A propos des cotations

Posté en tant qu’invité par Gégé:

Bonjour !

Concernant la rubrique « dernières sorties », un petit rappel (tiré des topos Labande sur lesquels le site est censé se baser) pour tous ceux qui rentrent des courses dans la base de données.

-S2 = pentes entre 25 et 30°
-S3 = entre 30 et 35°
-S4 = entre 35 et 40°
-S5 = entre 40 et 45°
-S6 = entre 45 et 50°
-S7 = au delà de 50°

De plus, toujours selon ces topos, « une course F ne dépasse pas S2, une PD comporte des passages de S3, une AD du S4, une D du S5, une TD du S6 ».

Lorsque l’on regarde la liste des courses c’est parfois n’importe quoi ! Pourquoi la modération ne se penche t’elle pas sur le sujet ?
En tout cas, qu’en pensez-vous ?

Posté en tant qu’invité par jean luc:

A quand un système de cotation type Shahshahani, plus précis et plus explicite à mon avis ?!
Personnellement, je n’utilise pas la cotation Labande pour les raisons citées ci-dessus.

De plus, les derniers topos adoptent la cotation Shahshahani, voir Tardivel, Baud,…

Sinon, rien ne t’empêche de signaler les « erreurs » ou divergences d’appréciation aux modérateurs ou auteurs des sorties.

Cela permet d’améliorer encore les descriptifs des courses !

Vu le volume de courses, il paraît évident que les modérateurs ne peuvent pas tout voir et vérifier !

Bonne fin de saison.

Jean luc

PS: pour mon info, quels sont les exemples aberrants ??

Posté en tant qu’invité par Nico:

et pour les ignorants, ca marche comment le système Shahshahani?

Posté en tant qu’invité par Pierric [Mod]:

Salut !

As-tu au moins pris le temps de lire la page cotation du site ?

Si oui tu aurais du voir, qu’il y a un petit écart entre ce que tu écris et ce qui es écrit…

-S2 = pentes entre 25 et 30°
-S3 = entre 30 et 35°
-S4 = entre 35 et 40°… si expo forte mais 45° si expo pas forte
-S5 = entre 40 et 45°… encore une fois, si expo forte mais Inclinaison de 45 à 50° voire plus si l’exposition est faible
-S6 = entre 45 et 50°… pas vraiment d’accord : Au delà de 50° si l’exposition est forte, ce qui est le plus souvent le cas. Sinon à partir de 55° pour de courts passages peu exposés
-S7 = au delà de 50° … là on est plus du tout d’accord : passages à 60° ou plus, ou saut de barres en terrain très raide ou exposé.

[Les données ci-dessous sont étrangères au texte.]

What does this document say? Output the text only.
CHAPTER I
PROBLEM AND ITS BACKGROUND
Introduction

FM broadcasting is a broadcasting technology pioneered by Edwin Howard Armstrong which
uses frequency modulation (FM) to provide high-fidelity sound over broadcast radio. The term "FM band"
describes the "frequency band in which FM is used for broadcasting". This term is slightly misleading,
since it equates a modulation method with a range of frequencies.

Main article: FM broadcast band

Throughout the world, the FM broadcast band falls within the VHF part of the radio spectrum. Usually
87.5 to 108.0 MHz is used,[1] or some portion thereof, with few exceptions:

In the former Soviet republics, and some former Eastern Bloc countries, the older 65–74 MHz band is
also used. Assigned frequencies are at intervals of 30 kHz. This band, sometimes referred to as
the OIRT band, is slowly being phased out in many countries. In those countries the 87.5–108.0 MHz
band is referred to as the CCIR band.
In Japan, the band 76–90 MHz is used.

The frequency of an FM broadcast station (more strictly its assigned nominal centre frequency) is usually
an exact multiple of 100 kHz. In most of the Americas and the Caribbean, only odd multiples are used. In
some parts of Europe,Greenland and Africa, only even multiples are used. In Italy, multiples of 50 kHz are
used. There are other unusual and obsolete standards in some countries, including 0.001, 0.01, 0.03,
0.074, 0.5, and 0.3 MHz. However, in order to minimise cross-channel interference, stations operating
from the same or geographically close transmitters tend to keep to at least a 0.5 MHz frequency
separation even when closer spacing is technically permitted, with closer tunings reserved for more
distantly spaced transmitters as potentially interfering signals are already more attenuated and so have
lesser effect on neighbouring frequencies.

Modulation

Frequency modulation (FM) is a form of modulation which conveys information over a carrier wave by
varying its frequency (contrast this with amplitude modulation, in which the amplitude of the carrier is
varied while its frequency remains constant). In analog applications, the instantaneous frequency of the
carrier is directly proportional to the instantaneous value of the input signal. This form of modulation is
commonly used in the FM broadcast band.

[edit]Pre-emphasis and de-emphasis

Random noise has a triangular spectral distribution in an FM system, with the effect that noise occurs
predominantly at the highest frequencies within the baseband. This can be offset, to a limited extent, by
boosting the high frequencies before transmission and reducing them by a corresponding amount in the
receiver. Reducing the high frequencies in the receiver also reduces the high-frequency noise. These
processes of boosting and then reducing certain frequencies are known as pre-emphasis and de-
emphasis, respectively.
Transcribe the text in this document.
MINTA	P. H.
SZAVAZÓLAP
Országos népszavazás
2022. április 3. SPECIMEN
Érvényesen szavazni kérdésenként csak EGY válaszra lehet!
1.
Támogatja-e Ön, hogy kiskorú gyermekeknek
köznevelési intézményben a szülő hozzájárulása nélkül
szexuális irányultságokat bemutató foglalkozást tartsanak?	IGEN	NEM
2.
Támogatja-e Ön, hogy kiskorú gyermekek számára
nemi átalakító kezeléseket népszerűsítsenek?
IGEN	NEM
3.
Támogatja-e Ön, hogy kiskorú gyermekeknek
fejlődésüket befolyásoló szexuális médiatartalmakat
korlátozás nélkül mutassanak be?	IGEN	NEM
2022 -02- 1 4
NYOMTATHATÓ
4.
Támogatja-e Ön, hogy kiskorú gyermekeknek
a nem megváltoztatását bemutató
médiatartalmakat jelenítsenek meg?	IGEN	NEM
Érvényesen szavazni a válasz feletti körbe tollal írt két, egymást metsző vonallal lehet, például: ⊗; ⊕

De plus, toujours selon ces topos, « une course F ne dépasse pas
S2, une PD comporte des passages de S3, une AD du S4, une D du
S5, une TD du S6 ».

Ca date de quand ?? A l’époque du début du ski très raide ? Quand les Grands Couloirs étaient le must d’une carrière de ski-alpinistes ? D’un côté on a une échelle ponctuelle qui dépend d’un seul et unique facteur et de l’autre côté on a une échelle globale qui tient compte d’une multitiudes de facteurs et tu voudrais qu’il y ai un lien linéaire entre les deux ??? Alors pourquoi avoir les deux , une seule cotation ne serait-elle pas suffisante ?

Lorsque l’on regarde la liste des courses c’est parfois
n’importe quoi ! Pourquoi la modération ne se penche t’elle pas
sur le sujet ?

;o)… Comme te l’as dit judicieusement Jean-Luc rien ne t’empêche de signaler les « erreurs » ou divergences d’appréciation aux modérateurs ou auteurs des sorties
Pour l’instant, faute de cette participation, faute à un pseudo sans aucune identification, faute au désaccord du premier paragraphe (lire l’aide quand on se pose ce genre de questions c’est pas bien compliqué), j’ai plutôt l’impression d’avoir à faire à quelqu’un qui ronge son frein à cause du mauvais temps…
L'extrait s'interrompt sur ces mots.